Io e Valentin rimanemmo nella quiete del campo; a tenerci compagnia, solo i cinguettii degli uccellini che popolavano la riviera francese. Il mio fidanzato compì un ulteriore passo per accorciare la distanza che ci separava, mi carezzò la guancia con il pollice e mi stampò un bacio sulla fronte, ma ignorai il brivido che serpeggiò lungo il mio corpo a quel gesto.

«Mi accompagni alla Club House?» mi domandò, senza allontanare la mano dal mio viso. «Ho bisogno di una doccia prima che arrivi mio padre, così possiamo goderci il pranzo in tutta tranquillità».

Annuii con un mero cenno e mi sforzai di non trincerarmi in un silenzio teso: «Credo che papà sia già qui, quindi ti aspetto con lui» lo informai.
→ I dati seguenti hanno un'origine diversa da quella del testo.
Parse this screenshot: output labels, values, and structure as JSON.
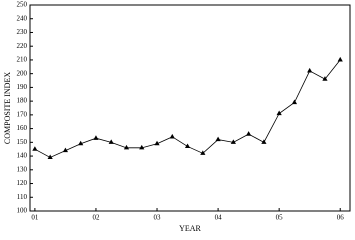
{
  "chart_data": {
    "type": "line",
    "xlabel": "YEAR",
    "ylabel": "COMPOSITE INDEX",
    "x": [
      1,
      1.25,
      1.5,
      1.75,
      2,
      2.25,
      2.5,
      2.75,
      3,
      3.25,
      3.5,
      3.75,
      4,
      4.25,
      4.5,
      4.75,
      5,
      5.25,
      5.5,
      5.75,
      6
    ],
    "series": [
      {
        "color": "#000000",
        "marker": "triangle",
        "values": [
          145,
          139,
          144,
          149,
          153,
          150,
          146,
          146,
          149,
          154,
          147,
          142,
          152,
          150,
          156,
          150,
          171,
          179,
          202,
          196,
          210
        ]
      }
    ],
    "xlim": [
      0.92,
      6.16
    ],
    "xticks": [
      {
        "value": 1,
        "label": "01"
      },
      {
        "value": 2,
        "label": "02"
      },
      {
        "value": 3,
        "label": "03"
      },
      {
        "value": 4,
        "label": "04"
      },
      {
        "value": 5,
        "label": "05"
      },
      {
        "value": 6,
        "label": "06"
      }
    ],
    "ylim": [
      100,
      250
    ],
    "yticks": [
      100,
      110,
      120,
      130,
      140,
      150,
      160,
      170,
      180,
      190,
      200,
      210,
      220,
      230,
      240,
      250
    ],
    "grid": false
  }
}
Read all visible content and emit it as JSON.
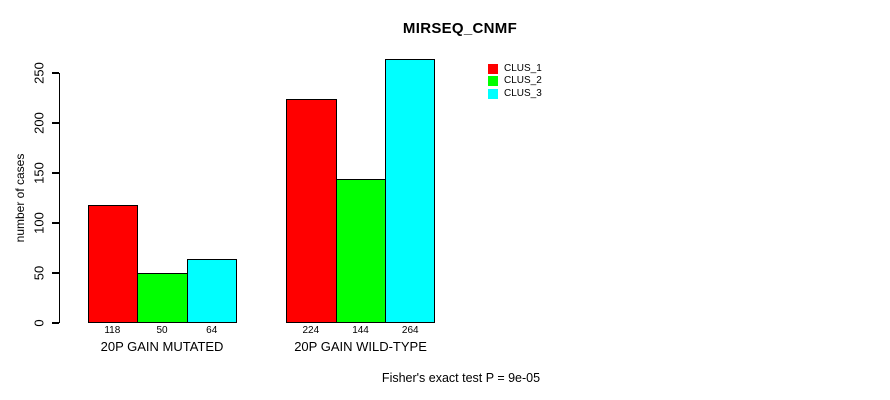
{
  "chart_data": {
    "type": "bar",
    "title": "MIRSEQ_CNMF",
    "xlabel": "",
    "ylabel": "number of cases",
    "categories": [
      "20P GAIN MUTATED",
      "20P GAIN WILD-TYPE"
    ],
    "series": [
      {
        "name": "CLUS_1",
        "color": "#ff0000",
        "values": [
          118,
          224
        ]
      },
      {
        "name": "CLUS_2",
        "color": "#00ff00",
        "values": [
          50,
          144
        ]
      },
      {
        "name": "CLUS_3",
        "color": "#00ffff",
        "values": [
          64,
          264
        ]
      }
    ],
    "bar_value_labels": [
      [
        118,
        50,
        64
      ],
      [
        224,
        144,
        264
      ]
    ],
    "yticks": [
      0,
      50,
      100,
      150,
      200,
      250
    ],
    "ylim": [
      0,
      250
    ],
    "grid": false,
    "legend_position": "top-right",
    "annotation": "Fisher's exact test P = 9e-05"
  },
  "legend": {
    "items": [
      {
        "label": "CLUS_1",
        "color": "#ff0000"
      },
      {
        "label": "CLUS_2",
        "color": "#00ff00"
      },
      {
        "label": "CLUS_3",
        "color": "#00ffff"
      }
    ]
  }
}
Preso alla sprovvista dall'arrivo anticipato di mio padre, corrucciò lo sguardo e studiò il mio volto. Mi strinse il mento tra il pollice e l'indice e mi manovrò appena il capo, concentrandosi sulla tempia segnata dall'ematoma che stava lentamente scomparendo. Forse non voleva che gli altri lo vedessero per non sentirsi in colpa, e io non faticavo a inventarmi scuse credibili per difenderlo.